Monday, February 7, 2011

NEGATIVE PLANE - Stained Glass Revelations CD review

NEGATIVE PLANE - Stained Glass Revelations CD
Ajna Offensive
Genre: Black Metal
Rating: 5/5

This is my first time listening to this three piece from New York although this is their second full length. Their debut, Et in Saecula Saeculorum, came out in 2006 also on Ajna Offensive. After listening to this once I knew I'd have to get their first one as well. What I like about NEGATIVE PLANE is that they incorporate early first wave black metal, proto-thrash and classic doom to create their sound. In this era of experimentation and stretching of boundaries it's good to hear a band keep things in the Metal extreme. Stained Glass Revelations is haunting as well as brutal to the senses. The opening instrumental, "The Fall" welcomes you like a Gothic version of something Quorthorn would have come up with given the chance. It's very nocturnal, very eerie and an incredible way to open this release up. You get this feeling that you're standing in front of two massive doors in some dark subterranean realm and they are opening. What lurks inside is this BATHORY/POSSESSED/HELLHAMMER hybrid. "Lamentations & Ashes" bursts out like it wants to rip you to shreds. The low fi production on here makes it just the more menacing and sounding like it came out in the late 1980's.

"Angels Veiled of Bone" opens with tremolo picked (or tapped?) surf style intro as if the VENTURES put out a Gothic Doom covers album, after a minute we're into the plodding filth. Even with the obvious influences from the past, guitarist/vocalist Nameless Void is not beholden to the mere simplicity when it comes to guitar talent and style. Amidst these long epics of dark atmospheric fog he opens up a bag of six string skills that would have your average Tech Death guitar god bow in defeat. As far as vocals go his throat must be a burning cauldron. Drummer Bestial Devotion also adds backing vocals which at times are almost medieval choir-like. As far as his drumming goes it's adequate and he doesn't use triggers. D.G.'s bass playing is barely audible most of the time but we are talking Black Metal here folks. Most of the audio onslaught comes from Nameless Void' vocals and guitar work and most of the tracks on here are long dark passages with some exceptions. "The Third Hour" is a short Bach inspired piano piece which cements the Gothic tone of Doom to this release a third of the way in. "Charnel Spirit" is a little over a minute's worth of dark guitar ambiance and makes a great segue for "All Souls" which is Quorthorn worship with staccatos running amok. The other short piece is the church organ opening, another Bach inspired piece, to the epic title track.

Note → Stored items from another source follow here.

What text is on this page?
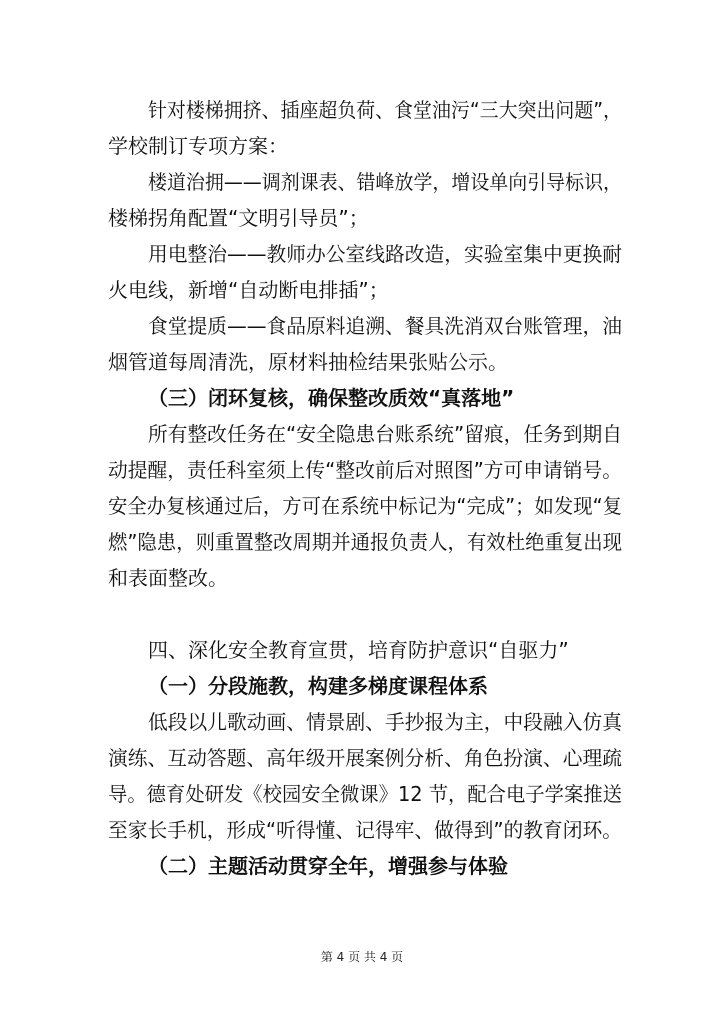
针对楼梯拥挤、插座超负荷、食堂油污“三大突出问题”，

学校制订专项方案：

楼道治拥——调剂课表、错峰放学，增设单向引导标识，

楼梯拐角配置“文明引导员”；

用电整治——教师办公室线路改造，实验室集中更换耐

火电线，新增“自动断电排插”；

食堂提质——食品原料追溯、餐具洗消双台账管理，油

烟管道每周清洗，原材料抽检结果张贴公示。

（三）闭环复核，确保整改质效“真落地”

所有整改任务在“安全隐患台账系统”留痕，任务到期自

动提醒，责任科室须上传“整改前后对照图”方可申请销号。

安全办复核通过后，方可在系统中标记为“完成”；如发现“复

燃”隐患，则重置整改周期并通报负责人，有效杜绝重复出现

和表面整改。

四、深化安全教育宣贯，培育防护意识“自驱力”

（一）分段施教，构建多梯度课程体系

低段以儿歌动画、情景剧、手抄报为主，中段融入仿真

演练、互动答题、高年级开展案例分析、角色扮演、心理疏

导。德育处研发《校园安全微课》12 节，配合电子学案推送

至家长手机，形成“听得懂、记得牢、做得到”的教育闭环。

（二）主题活动贯穿全年，增强参与体验

第 4 页 共 4 页
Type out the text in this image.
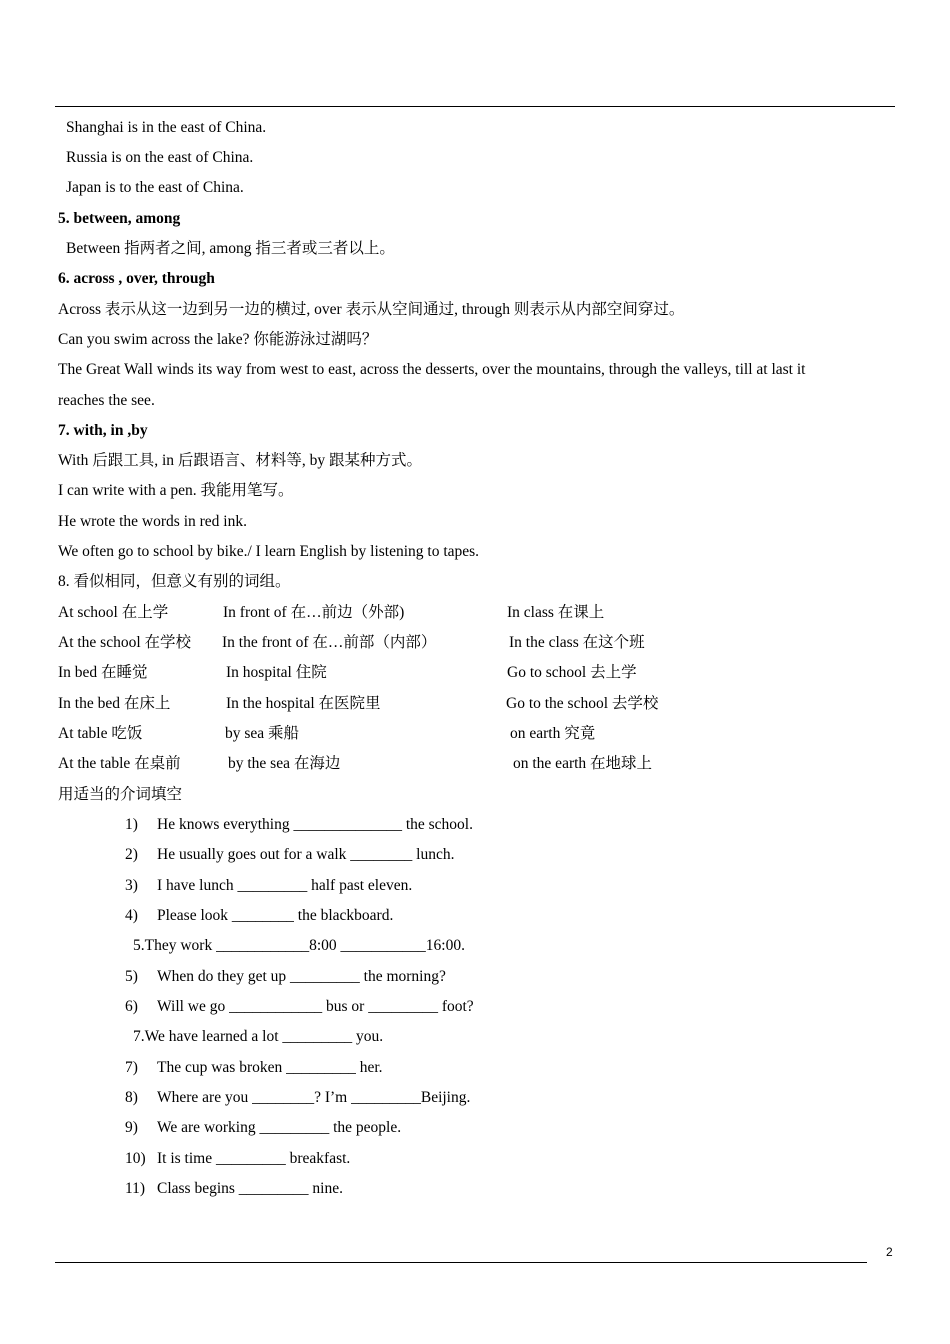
Shanghai is in the east of China.
Russia is on the east of China.
Japan is to the east of China.
5. between, among
Between 指两者之间, among 指三者或三者以上。
6. across , over, through
Across 表示从这一边到另一边的横过, over 表示从空间通过, through 则表示从内部空间穿过。
Can you swim across the lake? 你能游泳过湖吗？
The Great Wall winds its way from west to east, across the desserts, over the mountains, through the valleys, till at last it
reaches the see.
7. with, in ,by
With 后跟工具, in 后跟语言、材料等, by 跟某种方式。
I can write with a pen. 我能用笔写。
He wrote the words in red ink.
We often go to school by bike./ I learn English by listening to tapes.
8. 看似相同，但意义有别的词组。
At school 在上学	In front of 在…前边（外部)	In class 在课上
At the school 在学校 In the front of 在…前部（内部）	In the class 在这个班
In bed 在睡觉	In hospital 住院	Go to school 去上学
In the bed 在床上	In the hospital 在医院里	Go to the school 去学校
At table 吃饭	by sea 乘船	on earth 究竟
At the table 在桌前	by the sea 在海边	on the earth 在地球上
用适当的介词填空
1) He knows everything ______________ the school.
2) He usually goes out for a walk ________ lunch.
3) I have lunch _________ half past eleven.
4) Please look ________ the blackboard.
5.They work ____________8:00 ___________16:00.
5) When do they get up _________ the morning?
6) Will we go ____________ bus or _________ foot?
7.We have learned a lot _________ you.
7) The cup was broken _________ her.
8) Where are you ________? I’m _________Beijing.
9) We are working _________ the people.
10) It is time _________ breakfast.
11) Class begins _________ nine.
2
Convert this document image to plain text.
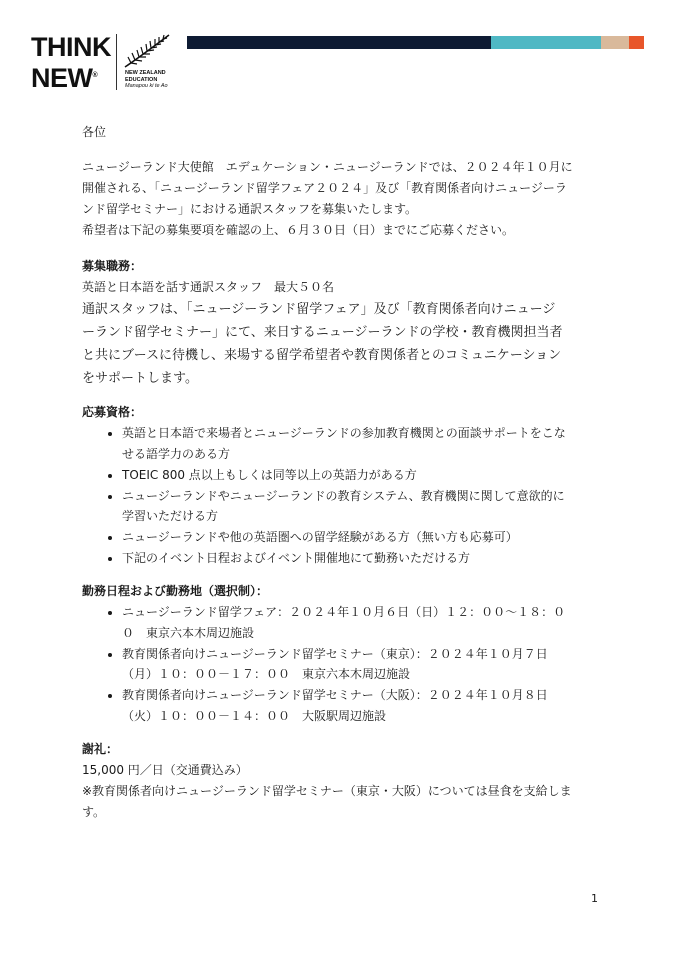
THINK
NEW®	NEW ZEALAND
EDUCATION
Manapou ki te Ao
各位
ニュージーランド大使館　エデュケーション・ニュージーランドでは、２０２４年１０月に
開催される、「ニュージーランド留学フェア２０２４」及び「教育関係者向けニュージーラ
ンド留学セミナー」における通訳スタッフを募集いたします。
希望者は下記の募集要項を確認の上、６月３０日（日）までにご応募ください。
募集職務：
英語と日本語を話す通訳スタッフ　最大５０名
通訳スタッフは、「ニュージーランド留学フェア」及び「教育関係者向けニュージ
ーランド留学セミナー」にて、来日するニュージーランドの学校・教育機関担当者
と共にブースに待機し、来場する留学希望者や教育関係者とのコミュニケーション
をサポートします。
応募資格：
• 英語と日本語で来場者とニュージーランドの参加教育機関との面談サポートをこな
せる語学力のある方
• TOEIC 800 点以上もしくは同等以上の英語力がある方
• ニュージーランドやニュージーランドの教育システム、教育機関に関して意欲的に
学習いただける方
• ニュージーランドや他の英語圏への留学経験がある方（無い方も応募可）
• 下記のイベント日程およびイベント開催地にて勤務いただける方
勤務日程および勤務地（選択制）：
• ニュージーランド留学フェア：２０２４年１０月６日（日）１２：００～１８：０
０　東京六本木周辺施設
• 教育関係者向けニュージーランド留学セミナー（東京）：２０２４年１０月７日
（月）１０：００－１７：００　東京六本木周辺施設
• 教育関係者向けニュージーランド留学セミナー（大阪）：２０２４年１０月８日
（火）１０：００－１４：００　大阪駅周辺施設
謝礼：
15,000 円／日（交通費込み）
※教育関係者向けニュージーランド留学セミナー（東京・大阪）については昼食を支給しま
す。
1
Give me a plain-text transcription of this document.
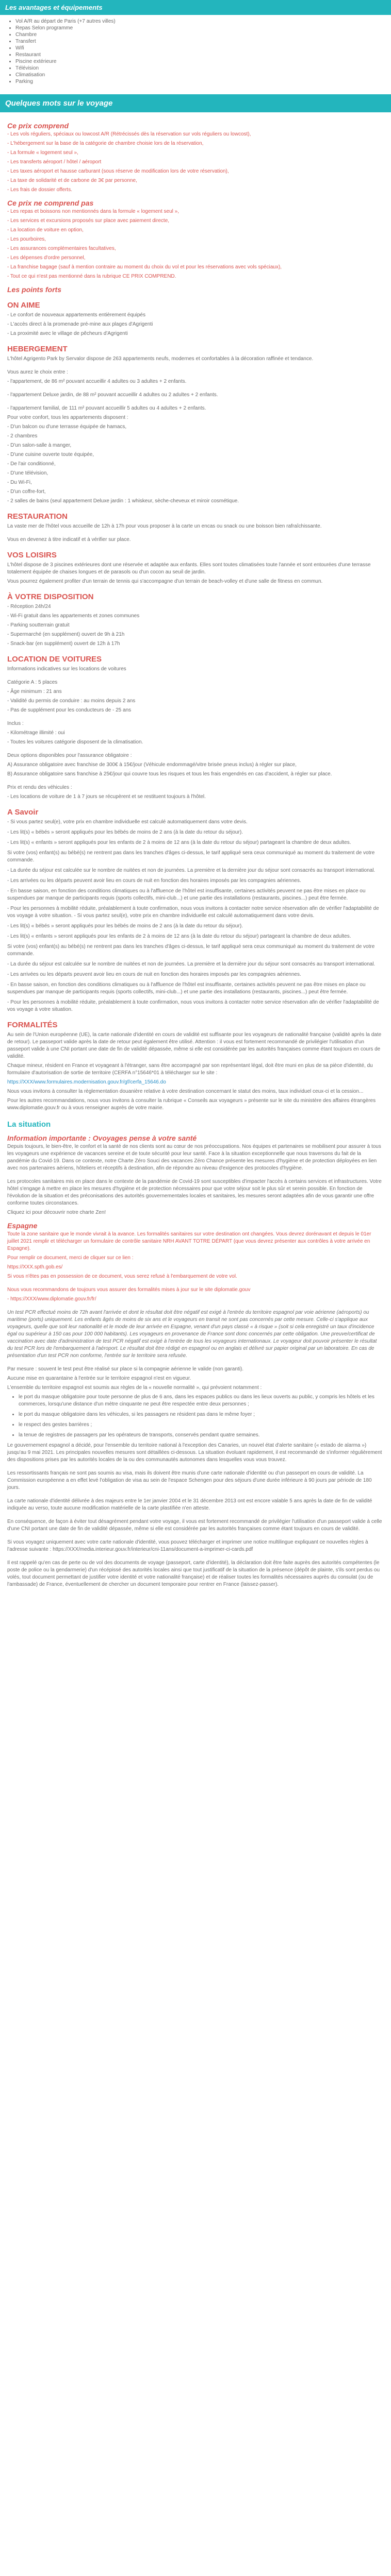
Les avantages et équipements
• Vol A/R au départ de Paris (+7 autres villes)
• Repas Selon programme
• Chambre
• Transfert
• Wifi
• Restaurant
• Piscine extérieure
• Télévision
• Climatisation
• Parking
Quelques mots sur le voyage
Ce prix comprend
- Les vols réguliers, spéciaux ou lowcost A/R (Rétrécissés dès la réservation sur vols réguliers ou lowcost),
- L'hébergement sur la base de la catégorie de chambre choisie lors de la réservation,
- La formule « logement seul »,
- Les transferts aéroport / hôtel / aéroport
- Les taxes aéroport et hausse carburant (sous réserve de modification lors de votre réservation),
- La taxe de solidarité et de carbone de 3€ par personne,
- Les frais de dossier offerts.
Ce prix ne comprend pas
- Les repas et boissons non mentionnés dans la formule « logement seul »,
- Les services et excursions proposés sur place avec paiement directe,
- La location de voiture en option,
- Les pourboires,
- Les assurances complémentaires facultatives,
- Les dépenses d'ordre personnel,
- La franchise bagage (sauf à mention contraire au moment du choix du vol et pour les réservations avec vols spéciaux),
- Tout ce qui n'est pas mentionné dans la rubrique CE PRIX COMPREND.
Les points forts
ON AIME
- Le confort de nouveaux appartements entièrement équipés
- L'accès direct à la promenade pré-mine aux plages d'Agrigenti
- La proximité avec le village de pêcheurs d'Agrigenti
HEBERGEMENT

L'hôtel Agrigento Park by Servalor dispose de 263 appartements neufs, modernes et confortables à la décoration raffinée et tendance.

Vous aurez le choix entre :
- l'appartement, de 86 m² pouvant accueillir 4 adultes ou 3 adultes + 2 enfants.
- l'appartement Deluxe jardin, de 88 m² pouvant accueillir 4 adultes ou 2 adultes + 2 enfants.
- l'appartement familial, de 111 m² pouvant accueillir 5 adultes ou 4 adultes + 2 enfants.
Pour votre confort, tous les appartements disposent :
- D'un balcon ou d'une terrasse équipée de hamacs,
- 2 chambres
- D'un salon-salle à manger,
- D'une cuisine ouverte toute équipée,
- De l'air conditionné,
- D'une télévision,
- Du Wi-Fi,
- D'un coffre-fort,
- 2 salles de bains (seul appartement Deluxe jardin : 1 whiskeur, sèche-cheveux et miroir cosmétique.
RESTAURATION

La vaste mer de l'hôtel vous accueille de 12h à 17h pour vous proposer à la carte un encas ou snack ou une boisson bien rafraîchissante.

Vous en devenez à titre indicatif et à vérifier sur place.

VOS LOISIRS

L'hôtel dispose de 3 piscines extérieures dont une réservée et adaptée aux enfants. Elles sont toutes climatisées toute l'année et sont entourées d'une terrasse totalement équipée de chaises longues et de parasols ou d'un cocon au seuil de jardin.

Vous pourrez également profiter d'un terrain de tennis qui s'accompagne d'un terrain de beach-volley et d'une salle de fitness en commun.

À VOTRE DISPOSITION
- Réception 24h/24
- Wi-Fi gratuit dans les appartements et zones communes
- Parking soutterrain gratuit
- Supermarché (en supplément) ouvert de 9h à 21h
- Snack-bar (en supplément) ouvert de 12h à 17h
LOCATION DE VOITURES
Informations indicatives sur les locations de voitures
Catégorie A : 5 places
- Âge minimum : 21 ans
- Validité du permis de conduire : au moins depuis 2 ans
- Pas de supplément pour les conducteurs de - 25 ans
Inclus :
- Kilométrage illimité : oui
- Toutes les voitures catégorie disposent de la climatisation.
Deux options disponibles pour l'assurance obligatoire :
A) Assurance obligatoire avec franchise de 300€ à 15€/jour (Véhicule endommagé/vitre brisée pneus inclus) à régler sur place,
B) Assurance obligatoire sans franchise à 25€/jour qui couvre tous les risques et tous les frais engendrés en cas d'accident, à régler sur place.
Prix et rendu des véhicules :
- Les locations de voiture de 1 à 7 jours se récupèrent et se restituent toujours à l'hôtel.
A Savoir
- Si vous partez seul(e), votre prix en chambre individuelle est calculé automatiquement dans votre devis.
- Les lit(s) « bébés » seront appliqués pour les bébés de moins de 2 ans (à la date du retour du séjour).
- Les lit(s) « enfants » seront appliqués pour les enfants de 2 à moins de 12 ans (à la date du retour du séjour) partageant la chambre de deux adultes.
Si votre (vos) enfant(s) au bébé(s) ne rentrent pas dans les tranches d'âges ci-dessus, le tarif appliqué sera ceux communiqué au moment du traitement de votre commande.
- La durée du séjour est calculée sur le nombre de nuitées et non de journées. La première et la dernière jour du séjour sont consacrés au transport international.
- Les arrivées ou les départs peuvent avoir lieu en cours de nuit en fonction des horaires imposés par les compagnies aériennes.
- En basse saison, en fonction des conditions climatiques ou à l'affluence de l'hôtel est insuffisante, certaines activités peuvent ne pas être mises en place ou suspendues par manque de participants requis (sports collectifs, mini-club...) et une partie des installations (restaurants, piscines...) peut être fermée.
- Pour les personnes à mobilité réduite, préalablement à toute confirmation, nous vous invitons à contacter notre service réservation afin de vérifier l'adaptabilité de vos voyage à votre situation. - Si vous partez seul(e), votre prix en chambre individuelle est calculé automatiquement dans votre devis.
- Les lit(s) « bébés » seront appliqués pour les bébés de moins de 2 ans (à la date du retour du séjour).
- Les lit(s) « enfants » seront appliqués pour les enfants de 2 à moins de 12 ans (à la date du retour du séjour) partageant la chambre de deux adultes.
Si votre (vos) enfant(s) au bébé(s) ne rentrent pas dans les tranches d'âges ci-dessus, le tarif appliqué sera ceux communiqué au moment du traitement de votre commande.
- La durée du séjour est calculée sur le nombre de nuitées et non de journées. La première et la dernière jour du séjour sont consacrés au transport international.
- Les arrivées ou les départs peuvent avoir lieu en cours de nuit en fonction des horaires imposés par les compagnies aériennes.
- En basse saison, en fonction des conditions climatiques ou à l'affluence de l'hôtel est insuffisante, certaines activités peuvent ne pas être mises en place ou suspendues par manque de participants requis (sports collectifs, mini-club...) et une partie des installations (restaurants, piscines...) peut être fermée.
- Pour les personnes à mobilité réduite, préalablement à toute confirmation, nous vous invitons à contacter notre service réservation afin de vérifier l'adaptabilité de vos voyage à votre situation.
FORMALITÉS

Au sein de l'Union européenne (UE), la carte nationale d'identité en cours de validité est suffisante pour les voyageurs de nationalité française (validité après la date de retour). Le passeport valide après la date de retour peut également être utilisé. Attention : il vous est fortement recommandé de privilégier l'utilisation d'un passeport valide à une CNI portant une date de fin de validité dépassée, même si elle est considérée par les autorités françaises comme étant toujours en cours de validité.

Chaque mineur, résident en France et voyageant à l'étranger, sans être accompagné par son représentant légal, doit être muni en plus de sa pièce d'identité, du formulaire d'autorisation de sortie de territoire (CERFA n°15646*01 à télécharger sur le site :

https://XXX/www.formulaires.modernisation.gouv.fr/gf/cerfa_15646.do

Nous vous invitons à consulter la règlementation douanière relative à votre destination concernant le statut des moins, taux individuel ceux-ci et la cession...

Pour les autres recommandations, nous vous invitons à consulter la rubrique « Conseils aux voyageurs » présente sur le site du ministère des affaires étrangères www.diplomatie.gouv.fr ou à vous renseigner auprès de votre mairie.

La situation
Information importante : Ovoyages pense à votre santé

Depuis toujours, le bien-être, le confort et la santé de nos clients sont au cœur de nos préoccupations. Nos équipes et partenaires se mobilisent pour assurer à tous les voyageurs une expérience de vacances sereine et de toute sécurité pour leur santé. Face à la situation exceptionnelle que nous traversons du fait de la pandémie du Covid-19. Dans ce contexte, notre Charte Zéro Souci des vacances Zéro Chance présente les mesures d'hygiène et de protection déployées en lien avec nos partenaires aériens, hôteliers et réceptifs à destination, afin de répondre au niveau d'exigence des protocoles d'hygiène.

Les protocoles sanitaires mis en place dans le contexte de la pandémie de Covid-19 sont susceptibles d'impacter l'accès à certains services et infrastructures. Votre hôtel s'engage à mettre en place les mesures d'hygiène et de protection nécessaires pour que votre séjour soit le plus sûr et serein possible. En fonction de l'évolution de la situation et des préconisations des autorités gouvernementales locales et sanitaires, les mesures seront adaptées afin de vous garantir une offre conforme toutes circonstances.

Cliquez ici pour découvrir notre charte Zen!

Espagne

Toute la zone sanitaire que le monde vivrait à la avance. Les formalités sanitaires sur votre destination ont changées. Vous devrez dorénavant et depuis le 01er juillet 2021 remplir et télécharger un formulaire de contrôle sanitaire NRH AVANT TOTRE DÉPART (que vous devrez présenter aux contrôles à votre arrivée en Espagne).

Pour remplir ce document, merci de cliquer sur ce lien :

https://XXX.spth.gob.es/

Si vous n'êtes pas en possession de ce document, vous serez refusé à l'embarquement de votre vol.

Nous vous recommandons de toujours vous assurer des formalités mises à jour sur le site diplomatie.gouv

- https://XXX/www.diplomatie.gouv.fr/fr/

Un test PCR effectué moins de 72h avant l'arrivée et dont le résultat doit être négatif est exigé à l'entrée du territoire espagnol par voie aérienne (aéroports) ou maritime (ports) uniquement. Les enfants âgés de moins de six ans et le voyageurs en transit ne sont pas concernés par cette mesure. Celle-ci s'applique aux voyageurs, quelle que soit leur nationalité et le mode de leur arrivée en Espagne, venant d'un pays classé « à risque » (soit si cela enregistré un taux d'incidence égal ou supérieur à 150 cas pour 100 000 habitants). Les voyageurs en provenance de France sont donc concernés par cette obligation. Une preuve/certificat de vaccination avec date d'administration de test PCR négatif est exigé à l'entrée de tous les voyageurs internationaux. Le voyageur doit pouvoir présenter le résultat du test PCR lors de l'embarquement à l'aéroport. Le résultat doit être rédigé en espagnol ou en anglais et délivré sur papier original par un laboratoire. En cas de présentation d'un test PCR non conforme, l'entrée sur le territoire sera refusée.

Par mesure : souvent le test peut être réalisé sur place si la compagnie aérienne le valide (non garanti).

Aucune mise en quarantaine à l'entrée sur le territoire espagnol n'est en vigueur.

L'ensemble du territoire espagnol est soumis aux règles de la « nouvelle normalité », qui prévoient notamment :

• le port du masque obligatoire pour toute personne de plus de 6 ans, dans les espaces publics ou dans les lieux ouverts au public, y compris les hôtels et les commerces, lorsqu'une distance d'un mètre cinquante ne peut être respectée entre deux personnes ;
• le port du masque obligatoire dans les véhicules, si les passagers ne résident pas dans le même foyer ;
• le respect des gestes barrières ;
• la tenue de registres de passagers par les opérateurs de transports, conservés pendant quatre semaines.

Le gouvernement espagnol a décidé, pour l'ensemble du territoire national à l'exception des Canaries, un nouvel état d'alerte sanitaire (« estado de alarma ») jusqu'au 9 mai 2021. Les principales nouvelles mesures sont détaillées ci-dessous. La situation évoluant rapidement, il est recommandé de s'informer régulièrement des dispositions prises par les autorités locales de la ou des communautés autonomes dans lesquelles vous vous trouvez.

Les ressortissants français ne sont pas soumis au visa, mais ils doivent être munis d'une carte nationale d'identité ou d'un passeport en cours de validité. La Commission européenne a en effet levé l'obligation de visa au sein de l'espace Schengen pour des séjours d'une durée inférieure à 90 jours par période de 180 jours.

La carte nationale d'identité délivrée à des majeurs entre le 1er janvier 2004 et le 31 décembre 2013 ont est encore valable 5 ans après la date de fin de validité indiquée au verso, toute aucune modification matérielle de la carte plastifiée n'en atteste.

En conséquence, de façon à éviter tout désagrément pendant votre voyage, il vous est fortement recommandé de privilégier l'utilisation d'un passeport valide à celle d'une CNI portant une date de fin de validité dépassée, même si elle est considérée par les autorités françaises comme étant toujours en cours de validité.

Si vous voyagez uniquement avec votre carte nationale d'identité, vous pouvez télécharger et imprimer une notice multilingue expliquant ce nouvelles règles à l'adresse suivante : https://XXX/media.interieur.gouv.fr/interieur/cni-11ans/document-a-imprimer-ci-cards.pdf

Il est rappelé qu'en cas de perte ou de vol des documents de voyage (passeport, carte d'identité), la déclaration doit être faite auprès des autorités compétentes (le poste de police ou la gendarmerie) d'un récépissé des autorités locales ainsi que tout justificatif de la situation de la présence (dépôt de plainte, s'ils sont perdus ou volés, tout document permettant de justifier votre identité et votre nationalité française) et de réaliser toutes les formalités nécessaires auprès du consulat (ou de l'ambassade) de France, éventuellement de chercher un document temporaire pour rentrer en France (laissez-passer).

Stained Glass Revelations is a blackened doom and gloom composition. It's black metal meets the film score for a 1960's Edgar Allan Poe inspired AIP horror flick by Roger Corman. It's the type of release that fans of black metal (the real ones and not hipsters) will immerse themselves into. It conjures up a dark and foreboding atmosphere with a Gothic dose of grandiose with the defining influences being strictly in the metal realm. I'm sure there will be those in the clueless section that will exalt some modern day progressiveness about Stained Glass Revelations. They will be wrong since this sounds like it came from some long forgotten catacomb underneath the cathedral of dread. Only those with the willingness to entertain the thought of actually dying after listening to this need apply.